Practical Guide to Artificial Intelligence, Chatbots, and Large Language Models in Conducting and Reporting Research

Ce dossier présente un ensemble de guides pratiques concernant l'intelligence artificielle et les sources de données massives dans la recherche en chirurgie

JAMA Surgery, sous presse, 2025, article en libre accès

Résumé en anglais

In 1966, Joseph Weizenbaum described the first chatbot: a computer program using natural language processing to decompose user sentences, identify key words in context, and generate appropriate responses. Weizenbaum anticipated and criticized the notion that his chatbot was intelligent: “…once a particular program is unmasked, once its inner workings are explained, its magic crumbles away; it stands revealed as a mere collection of procedures.” Subsequently, decades of research enhanced natural language processing capabilities, most notably via large language models (LLMs, deep learning models that process and generate text, usually by leveraging transformer architectures), which underlie contemporary chatbots. Even LLMs—heralded for their potential to transform science, industry, and society—are mere collections of procedures. Yet already, an LLM trained on both clinical and general English language text can generate clinical notes that pass the Turing Test (ie, physicians could not consistently distinguish between human- and LLM-generated text) while maintaining high linguistic readability and clinical relevance.

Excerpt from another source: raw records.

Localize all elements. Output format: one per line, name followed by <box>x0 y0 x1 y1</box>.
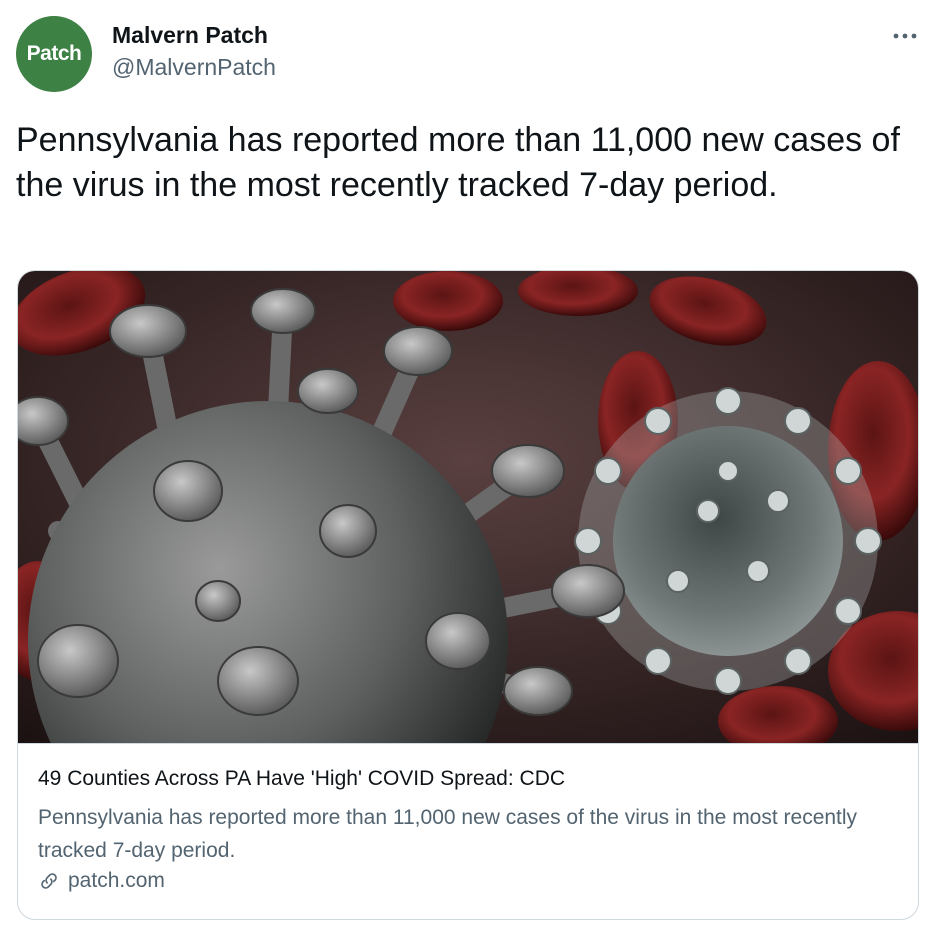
card-domain-text: patch.com <box>68 869 165 892</box>
card-title: 49 Counties Across PA Have 'High' COVID … <box>38 767 566 790</box>
display-name[interactable]: Malvern Patch <box>112 22 268 49</box>
link-icon <box>41 873 57 889</box>
more-horizontal-icon[interactable] <box>892 30 918 42</box>
card-image <box>18 271 918 744</box>
tweet-text: Pennsylvania has reported more than 11,0… <box>16 121 900 204</box>
avatar-text: Patch <box>26 42 82 65</box>
user-handle[interactable]: @MalvernPatch <box>112 54 276 81</box>
card-domain[interactable]: patch.com <box>38 869 165 893</box>
card-description: Pennsylvania has reported more than 11,0… <box>38 806 858 862</box>
link-card[interactable]: 49 Counties Across PA Have 'High' COVID … <box>17 270 919 920</box>
avatar[interactable]: Patch <box>16 16 92 92</box>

In surgery, LLMs may be particularly useful in extracting surgical risk factors or outcomes from clinical notes and operative reports, learning from text inputs when performing prognostication and decision-support tasks, and serving as educational tools for surgical concept summarization, active knowledge retrieval practice, and virtual surgical simulation. The purpose of this article is to summarize the limitations and opportunities in applying artificial intelligence (AI), chatbots, and LLMs in conducting and reporting surgical research (Box).